In the print world, publishers are continuing to cut costs and sell off assets, underscoring the pain and suffering they’re all experiencing in their advertising and circulation departments. The new owners of the once-mighty Philadelphia Inquirer started a long-expected round of layoffs in the newsroom, numbering 68 in a staff of 415, as part of a plan to shave $20 million off operating costs.

The New York Times Company looks like it is trying to stave off any big asset or personnel cuts by taking out small, non-strategic parts of the business first. This week it sold a group of television stations for $575 million to Oak Hill Capital Partners. Taken together, the stations number eight; were in ‘non-core’ markets for the NY Times; and made up only 5% of the group’s operating revenue.
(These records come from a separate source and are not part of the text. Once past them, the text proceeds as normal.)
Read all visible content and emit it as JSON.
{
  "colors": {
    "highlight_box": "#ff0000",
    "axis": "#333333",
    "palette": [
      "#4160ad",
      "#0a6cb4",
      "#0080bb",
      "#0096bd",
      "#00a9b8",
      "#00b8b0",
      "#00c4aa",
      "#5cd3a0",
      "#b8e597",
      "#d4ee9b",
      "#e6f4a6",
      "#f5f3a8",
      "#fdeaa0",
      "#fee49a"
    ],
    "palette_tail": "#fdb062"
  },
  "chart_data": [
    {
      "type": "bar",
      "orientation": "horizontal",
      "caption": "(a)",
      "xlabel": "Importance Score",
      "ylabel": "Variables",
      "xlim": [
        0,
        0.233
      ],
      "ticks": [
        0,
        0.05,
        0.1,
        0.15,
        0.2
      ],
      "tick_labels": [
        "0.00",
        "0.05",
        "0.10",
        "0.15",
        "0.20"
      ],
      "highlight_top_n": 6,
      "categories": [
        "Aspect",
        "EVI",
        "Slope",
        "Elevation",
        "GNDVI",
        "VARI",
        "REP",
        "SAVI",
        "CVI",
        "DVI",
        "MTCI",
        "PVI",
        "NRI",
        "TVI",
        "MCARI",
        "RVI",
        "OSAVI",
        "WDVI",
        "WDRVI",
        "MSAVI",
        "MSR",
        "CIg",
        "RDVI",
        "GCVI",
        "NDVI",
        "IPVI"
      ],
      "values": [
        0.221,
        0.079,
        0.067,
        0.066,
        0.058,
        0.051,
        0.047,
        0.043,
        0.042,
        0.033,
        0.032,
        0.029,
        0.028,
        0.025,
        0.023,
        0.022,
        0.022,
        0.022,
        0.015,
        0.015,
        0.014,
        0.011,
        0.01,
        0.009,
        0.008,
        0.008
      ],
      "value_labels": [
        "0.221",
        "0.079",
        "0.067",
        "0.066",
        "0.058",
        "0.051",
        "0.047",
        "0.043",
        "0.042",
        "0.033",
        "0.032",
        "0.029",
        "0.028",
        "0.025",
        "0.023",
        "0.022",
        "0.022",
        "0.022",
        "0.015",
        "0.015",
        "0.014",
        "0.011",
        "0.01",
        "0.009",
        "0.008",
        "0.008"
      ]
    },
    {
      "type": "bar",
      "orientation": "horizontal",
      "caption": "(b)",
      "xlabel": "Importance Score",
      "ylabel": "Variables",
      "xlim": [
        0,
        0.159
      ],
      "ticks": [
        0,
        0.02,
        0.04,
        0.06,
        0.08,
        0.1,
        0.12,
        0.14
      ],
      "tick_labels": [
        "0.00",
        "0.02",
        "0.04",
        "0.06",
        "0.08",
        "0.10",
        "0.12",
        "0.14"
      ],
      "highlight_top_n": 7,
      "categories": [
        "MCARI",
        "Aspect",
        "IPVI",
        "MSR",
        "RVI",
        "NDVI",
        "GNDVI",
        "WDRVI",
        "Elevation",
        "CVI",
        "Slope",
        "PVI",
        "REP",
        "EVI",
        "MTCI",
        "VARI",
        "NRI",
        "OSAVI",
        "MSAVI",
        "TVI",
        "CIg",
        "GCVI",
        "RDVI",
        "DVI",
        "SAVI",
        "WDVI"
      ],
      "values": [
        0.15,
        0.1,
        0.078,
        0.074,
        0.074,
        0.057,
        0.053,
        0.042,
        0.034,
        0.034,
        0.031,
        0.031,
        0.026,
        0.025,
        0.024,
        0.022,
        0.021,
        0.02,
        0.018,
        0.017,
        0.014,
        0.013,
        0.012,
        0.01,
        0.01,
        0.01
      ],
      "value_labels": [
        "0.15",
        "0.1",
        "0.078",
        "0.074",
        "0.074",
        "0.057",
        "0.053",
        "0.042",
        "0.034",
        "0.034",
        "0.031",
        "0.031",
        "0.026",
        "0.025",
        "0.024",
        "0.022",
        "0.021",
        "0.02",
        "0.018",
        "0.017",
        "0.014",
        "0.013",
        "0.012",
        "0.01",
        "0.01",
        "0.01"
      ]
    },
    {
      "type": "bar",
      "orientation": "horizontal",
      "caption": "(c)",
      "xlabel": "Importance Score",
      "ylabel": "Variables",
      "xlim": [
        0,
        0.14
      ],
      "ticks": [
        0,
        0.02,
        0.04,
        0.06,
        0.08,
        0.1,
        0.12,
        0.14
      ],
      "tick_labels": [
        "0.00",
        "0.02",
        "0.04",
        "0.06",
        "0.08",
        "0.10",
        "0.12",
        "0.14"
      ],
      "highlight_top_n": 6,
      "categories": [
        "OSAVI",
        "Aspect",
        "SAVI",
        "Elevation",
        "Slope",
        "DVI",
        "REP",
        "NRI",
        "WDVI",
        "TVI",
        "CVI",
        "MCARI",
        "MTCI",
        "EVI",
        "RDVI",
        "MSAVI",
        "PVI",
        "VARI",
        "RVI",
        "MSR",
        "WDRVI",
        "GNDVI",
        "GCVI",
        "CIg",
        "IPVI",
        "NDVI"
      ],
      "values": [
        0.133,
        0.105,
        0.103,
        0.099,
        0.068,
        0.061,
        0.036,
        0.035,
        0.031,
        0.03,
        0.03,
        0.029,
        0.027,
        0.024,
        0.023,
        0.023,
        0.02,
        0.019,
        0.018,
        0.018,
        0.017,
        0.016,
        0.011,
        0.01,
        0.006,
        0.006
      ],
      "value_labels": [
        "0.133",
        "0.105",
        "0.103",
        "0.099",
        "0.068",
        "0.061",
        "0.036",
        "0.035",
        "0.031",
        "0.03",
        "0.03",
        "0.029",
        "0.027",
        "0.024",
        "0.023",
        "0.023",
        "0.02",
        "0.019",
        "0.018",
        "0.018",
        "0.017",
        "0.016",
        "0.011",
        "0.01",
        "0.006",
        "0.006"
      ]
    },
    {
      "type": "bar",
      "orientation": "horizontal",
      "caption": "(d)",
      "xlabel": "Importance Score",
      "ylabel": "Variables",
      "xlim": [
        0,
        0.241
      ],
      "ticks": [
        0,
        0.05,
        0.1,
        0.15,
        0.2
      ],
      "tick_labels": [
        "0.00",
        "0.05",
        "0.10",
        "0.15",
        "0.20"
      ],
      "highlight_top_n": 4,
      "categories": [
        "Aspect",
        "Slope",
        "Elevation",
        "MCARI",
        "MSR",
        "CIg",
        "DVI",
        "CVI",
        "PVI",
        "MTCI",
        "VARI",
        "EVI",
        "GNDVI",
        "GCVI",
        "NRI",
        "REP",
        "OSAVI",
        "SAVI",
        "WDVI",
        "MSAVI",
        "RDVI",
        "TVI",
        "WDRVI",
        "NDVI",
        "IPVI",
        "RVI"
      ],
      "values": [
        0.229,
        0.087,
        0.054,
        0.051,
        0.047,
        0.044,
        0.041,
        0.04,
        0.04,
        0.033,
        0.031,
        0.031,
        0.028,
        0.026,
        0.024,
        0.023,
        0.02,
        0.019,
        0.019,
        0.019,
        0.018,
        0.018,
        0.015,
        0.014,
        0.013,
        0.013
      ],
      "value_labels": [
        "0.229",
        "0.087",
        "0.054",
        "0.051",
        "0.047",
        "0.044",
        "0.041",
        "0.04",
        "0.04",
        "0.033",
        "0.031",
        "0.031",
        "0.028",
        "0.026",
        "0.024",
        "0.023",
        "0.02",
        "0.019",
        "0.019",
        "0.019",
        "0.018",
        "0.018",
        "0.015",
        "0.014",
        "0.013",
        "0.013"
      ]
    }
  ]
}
But they are profitable.

Meanwhile, in Chicago, the fate of the Tribune Company is still up in the air. The latest is that one of the media company’s strategic shareholders, the Robert McCormick Foundation, has hired the Blackstone Group to look over the books. Reports are that this is either to decide how to handle their investment, or possibly for them to make a buyout offer for the group, which comprises newspapers, television stations and the Chicago Cubs baseball team. The foundation has a long and local association with the Tribune, so they, rather than a PE or another large publisher, may well be the most sensitive to how best to carry the group without breaking it up altogether.

Last but not least, in the Internet sector, Google had a shot of cold air blasted on it in a recent article that pointed out it’s honeymoon period with search-advertising might be over. Bascially, the popularity of its search advertising among advertisers has meant that it’s getting harder and harder for them to get their ads seen—in other words, more advertisers mean less chance of their individual products coming up with a keyword search. So they are finding that they need to spend more and more budget on Google to get more of their ads into the system. On top of that, the conversation rate of ads to sales for many advertisers is pretty bad. Typically it is 5% for online advertisers, but with some Google Adword users it seems to be much lower. The sceptics forecast that Google’s revenue growth will slow to 47% this year from 80% last year, and much of their revenue comes from this advertising model, so a drop in advertising will hit the company hard.

Unsurprisingly, and in light of this news, the media giant is continuing to look for new markets, both vertically and geographically, in which to extend its business. This week’s Google move: China, where it has tried but not yet succeeded to supercede homegrown titans like Baidu (once an investment for Google…). Google has struck a deal with China Mobile for loading its search tools onto its phones. And it made an investment in Xunlei Network Technology Co., which provides video and game downloads, signalling that Google may yet have another trick beyond search up its sleeve.